Pendukung pemrotes yang berkemah menyediakan air minum, makanan, dan teh sementara ambulans dan dokter berjaga untuk menangani keadaan darurat kesehatan apa pun.
Baca Juga: Krisis Ekonomi Sri Lanka Makin Parah, Anggota Parlemen Koalisi Berkuasa Ramai-Ramai Mundur
Para pengunjuk rasa Muslim membatalkan puasa Ramadan mereka di situs berbagi makanan dengan orang-orang di sekitar mereka.
Dinush Thyagaraja, seorang profesional pariwisata berusia 29 tahun, mengatakan dia memilih Rajapaksa dalam pemilihan presiden 2019 dengan keyakinan dia adalah kandidat terbaik untuk memulihkan keamanan nasional setelah kehilangan seorang teman akibat serangan bom bunuh diri Minggu Paskah tahun itu di hotel dan gereja.
Lebih dari 260 orang tewas dalam serangan yang dilakukan oleh kelompok Muslim lokal yang terinspirasi oleh kelompok Negara Islam.
“Saya sadar saya melakukan kesalahan dan saya ingin memperbaikinya,” kata Thyagaraja.
“Saya tidak dapat memberi makan keluarga saya, saya tidak tahu apakah kami akan dapat menikmati makanan di bulan yang akan datang.”
Bahkan mantan sekutu koalisi Rajapaksa menyerukan agar dia diganti dengan perdana menteri sementara dan pemerintahan multipartai.
Baca Juga: Krisis Ekonomi Sri Lanka Memburuk, Presiden Dituding Tak Mampu dan Sombong
Mereka mengatakan mereka tidak ingin keluarga Rajapaksa yang berkuasa berada dalam pemerintahan sementara karena mereka menjadi pusat kemarahan publik.
Dalam pidatonya, Rajapaksa menolak untuk menyerahkan kekuasaan, mengatakan koalisi pemerintahan akan terus memerintah Sri Lanka karena partai-partai oposisi menolak seruannya untuk pemerintahan yang bersatu.
“Kami mengundang semua partai politik yang diwakili di Parlemen untuk bergabung dengan kami dan mengangkat negara. Tapi mereka tidak bergabung dengan kami,” kata Rajapaksa. “Sebagai pihak yang berkuasa, kami mengambil tanggung jawab itu.”
Krisis dan protes mendorong banyak anggota kabinet untuk mengundurkan diri.

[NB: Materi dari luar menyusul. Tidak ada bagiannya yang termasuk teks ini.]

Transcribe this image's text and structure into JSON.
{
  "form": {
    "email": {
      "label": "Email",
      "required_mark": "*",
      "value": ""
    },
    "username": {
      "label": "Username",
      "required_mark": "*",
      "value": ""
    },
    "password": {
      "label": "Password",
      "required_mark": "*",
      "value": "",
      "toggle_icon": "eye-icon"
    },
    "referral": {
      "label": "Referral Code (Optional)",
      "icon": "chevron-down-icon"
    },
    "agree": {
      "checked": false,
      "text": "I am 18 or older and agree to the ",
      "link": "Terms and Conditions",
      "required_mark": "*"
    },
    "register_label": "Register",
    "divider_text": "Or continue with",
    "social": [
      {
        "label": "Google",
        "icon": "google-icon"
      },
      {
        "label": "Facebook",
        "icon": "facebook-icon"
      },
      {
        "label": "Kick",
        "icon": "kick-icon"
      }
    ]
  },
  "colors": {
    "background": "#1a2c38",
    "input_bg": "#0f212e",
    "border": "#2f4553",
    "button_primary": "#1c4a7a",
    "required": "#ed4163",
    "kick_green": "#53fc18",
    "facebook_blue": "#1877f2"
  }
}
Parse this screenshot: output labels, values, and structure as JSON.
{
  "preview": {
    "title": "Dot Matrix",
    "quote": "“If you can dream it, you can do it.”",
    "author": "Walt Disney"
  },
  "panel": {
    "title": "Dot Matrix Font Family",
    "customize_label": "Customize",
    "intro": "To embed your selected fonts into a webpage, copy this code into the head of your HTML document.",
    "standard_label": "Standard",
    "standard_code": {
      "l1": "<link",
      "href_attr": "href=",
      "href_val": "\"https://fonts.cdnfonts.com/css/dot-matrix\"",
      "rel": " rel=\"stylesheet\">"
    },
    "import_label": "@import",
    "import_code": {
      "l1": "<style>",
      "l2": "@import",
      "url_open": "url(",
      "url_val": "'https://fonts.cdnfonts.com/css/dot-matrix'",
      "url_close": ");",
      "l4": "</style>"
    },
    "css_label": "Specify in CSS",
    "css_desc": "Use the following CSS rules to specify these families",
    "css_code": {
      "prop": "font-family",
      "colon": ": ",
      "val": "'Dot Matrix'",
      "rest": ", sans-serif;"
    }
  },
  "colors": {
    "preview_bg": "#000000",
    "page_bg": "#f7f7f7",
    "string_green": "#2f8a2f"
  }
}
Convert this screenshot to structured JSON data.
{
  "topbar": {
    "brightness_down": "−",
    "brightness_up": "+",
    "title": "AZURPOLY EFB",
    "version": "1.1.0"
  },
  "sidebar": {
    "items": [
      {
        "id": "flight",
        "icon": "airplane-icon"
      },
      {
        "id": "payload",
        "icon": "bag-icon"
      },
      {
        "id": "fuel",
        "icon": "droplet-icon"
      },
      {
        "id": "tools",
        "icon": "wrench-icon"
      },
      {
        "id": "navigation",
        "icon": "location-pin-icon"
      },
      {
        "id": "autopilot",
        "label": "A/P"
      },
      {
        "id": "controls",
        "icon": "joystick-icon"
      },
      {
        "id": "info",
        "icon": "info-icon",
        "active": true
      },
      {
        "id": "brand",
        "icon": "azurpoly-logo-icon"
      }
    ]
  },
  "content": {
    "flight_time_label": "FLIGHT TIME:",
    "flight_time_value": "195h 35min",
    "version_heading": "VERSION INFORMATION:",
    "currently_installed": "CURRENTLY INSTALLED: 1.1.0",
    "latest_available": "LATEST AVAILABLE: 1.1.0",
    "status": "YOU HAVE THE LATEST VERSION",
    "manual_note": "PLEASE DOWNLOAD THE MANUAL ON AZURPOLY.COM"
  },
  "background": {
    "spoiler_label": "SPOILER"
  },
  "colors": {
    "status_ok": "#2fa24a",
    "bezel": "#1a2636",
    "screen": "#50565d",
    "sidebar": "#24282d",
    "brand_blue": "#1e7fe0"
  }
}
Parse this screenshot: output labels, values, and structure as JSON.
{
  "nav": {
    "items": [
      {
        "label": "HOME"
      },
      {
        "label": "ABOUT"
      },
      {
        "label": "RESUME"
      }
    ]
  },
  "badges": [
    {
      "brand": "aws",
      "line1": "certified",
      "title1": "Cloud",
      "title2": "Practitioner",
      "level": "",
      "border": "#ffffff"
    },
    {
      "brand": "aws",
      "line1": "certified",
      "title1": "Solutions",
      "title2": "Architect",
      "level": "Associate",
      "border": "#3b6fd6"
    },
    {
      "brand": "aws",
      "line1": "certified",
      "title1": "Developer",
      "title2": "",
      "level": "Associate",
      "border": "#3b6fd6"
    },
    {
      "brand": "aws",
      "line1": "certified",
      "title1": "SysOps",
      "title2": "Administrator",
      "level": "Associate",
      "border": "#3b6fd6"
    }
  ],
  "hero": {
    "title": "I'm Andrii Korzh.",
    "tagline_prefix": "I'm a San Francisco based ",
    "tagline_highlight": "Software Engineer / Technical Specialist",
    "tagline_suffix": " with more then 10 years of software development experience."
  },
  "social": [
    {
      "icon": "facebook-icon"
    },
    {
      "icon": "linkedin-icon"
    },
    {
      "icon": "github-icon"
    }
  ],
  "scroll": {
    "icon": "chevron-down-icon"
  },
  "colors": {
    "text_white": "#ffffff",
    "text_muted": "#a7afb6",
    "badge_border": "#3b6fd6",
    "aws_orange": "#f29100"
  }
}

Parlemen gagal mencapai konsensus tentang bagaimana menangani krisis setelah hampir 40 anggota parlemen koalisi yang memerintah mengatakan mereka tidak akan lagi memberikan suara sesuai dengan instruksi koalisi, yang secara signifikan melemahkan pemerintah.
Dengan terpecahnya partai-partai oposisi, mereka juga belum mampu membentuk mayoritas dan menguasai Parlemen.